You are viewing a plain text version of this content. The canonical link for it is here.

Posted to general@lucene.apache.org by Rajesh Munavalli <ra...@dessci.com> on 2005/07/14 17:23:39 UTC

n-gram and multiword query

Consider a document with the following contents
" Levenshtein distance is named after the Russian scientist Vladimir
Levenshtein and is also called edit distance"
 
Possible bi-grams are (after removing the stop words in the beginning
and end)
"Levenshtein distance", "named after", "Russian scientist", "scientist
Vladimir", "Vladimir Levenshtein" called edit", "edit distance"
 
If my query term is "Vladimir levenshtein distance", how does Lucene
compute the similarity to the indexed terms? Are query terms appearing
together given more importance? How does it account for gaps (caused by
stop word removal) while matching multiword query?
 
thanks,
 
Rajesh Munavalli

Re: n-gram and multiword query

Posted by Chen Wei Zhu <mo...@gmail.com>.

i remember lucene doesn't do anything for proximity.

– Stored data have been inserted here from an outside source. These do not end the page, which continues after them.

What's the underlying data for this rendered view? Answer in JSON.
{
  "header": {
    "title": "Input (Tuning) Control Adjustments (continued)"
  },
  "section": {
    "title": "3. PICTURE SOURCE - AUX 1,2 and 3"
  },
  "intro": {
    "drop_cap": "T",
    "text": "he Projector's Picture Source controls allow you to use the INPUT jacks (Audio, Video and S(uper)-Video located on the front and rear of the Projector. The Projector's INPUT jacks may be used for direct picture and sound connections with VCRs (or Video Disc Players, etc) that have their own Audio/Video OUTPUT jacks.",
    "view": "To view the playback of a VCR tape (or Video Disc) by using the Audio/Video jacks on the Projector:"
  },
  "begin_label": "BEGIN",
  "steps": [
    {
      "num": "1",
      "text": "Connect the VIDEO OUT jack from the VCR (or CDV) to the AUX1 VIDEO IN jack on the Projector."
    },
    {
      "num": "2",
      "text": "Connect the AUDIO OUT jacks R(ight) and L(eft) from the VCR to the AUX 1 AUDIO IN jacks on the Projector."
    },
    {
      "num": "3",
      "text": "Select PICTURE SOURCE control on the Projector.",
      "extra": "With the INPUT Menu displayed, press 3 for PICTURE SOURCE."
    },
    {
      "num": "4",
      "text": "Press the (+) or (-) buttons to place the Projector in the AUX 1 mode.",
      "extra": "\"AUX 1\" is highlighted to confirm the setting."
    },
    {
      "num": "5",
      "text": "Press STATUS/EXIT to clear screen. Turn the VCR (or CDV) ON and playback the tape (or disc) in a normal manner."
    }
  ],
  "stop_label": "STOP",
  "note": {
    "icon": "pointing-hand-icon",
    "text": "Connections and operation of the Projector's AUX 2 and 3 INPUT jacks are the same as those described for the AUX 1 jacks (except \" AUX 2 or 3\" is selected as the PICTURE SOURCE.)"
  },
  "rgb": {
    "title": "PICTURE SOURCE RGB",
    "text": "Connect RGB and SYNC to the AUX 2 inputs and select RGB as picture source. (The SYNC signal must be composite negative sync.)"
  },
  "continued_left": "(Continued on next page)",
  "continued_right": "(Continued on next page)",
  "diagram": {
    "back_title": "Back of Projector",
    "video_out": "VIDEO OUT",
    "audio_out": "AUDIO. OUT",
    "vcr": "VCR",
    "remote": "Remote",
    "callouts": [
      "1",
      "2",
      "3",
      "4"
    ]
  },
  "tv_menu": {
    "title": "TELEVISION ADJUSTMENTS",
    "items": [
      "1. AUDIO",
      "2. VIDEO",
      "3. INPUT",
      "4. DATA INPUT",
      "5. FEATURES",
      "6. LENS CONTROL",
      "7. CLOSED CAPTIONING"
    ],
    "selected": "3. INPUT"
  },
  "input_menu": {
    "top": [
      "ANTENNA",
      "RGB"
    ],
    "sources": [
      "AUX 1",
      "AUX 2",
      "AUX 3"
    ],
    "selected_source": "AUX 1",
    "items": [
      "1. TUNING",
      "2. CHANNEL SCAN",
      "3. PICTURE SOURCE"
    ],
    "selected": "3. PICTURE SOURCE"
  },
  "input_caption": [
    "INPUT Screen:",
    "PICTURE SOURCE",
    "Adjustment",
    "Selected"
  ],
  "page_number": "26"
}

On 7/14/05, Rajesh Munavalli <ra...@dessci.com> wrote:
> Consider a document with the following contents
> " Levenshtein distance is named after the Russian scientist Vladimir
> Levenshtein and is also called edit distance"
> 
> Possible bi-grams are (after removing the stop words in the beginning
> and end)
> "Levenshtein distance", "named after", "Russian scientist", "scientist
> Vladimir", "Vladimir Levenshtein" called edit", "edit distance"
> 
> If my query term is "Vladimir levenshtein distance", how does Lucene
> compute the similarity to the indexed terms? Are query terms appearing
> together given more importance? How does it account for gaps (caused by
> stop word removal) while matching multiword query?
> 
> thanks,
> 
> Rajesh Munavalli
> 
> 


-- 
Thanks!
yours, WeiZhu Chen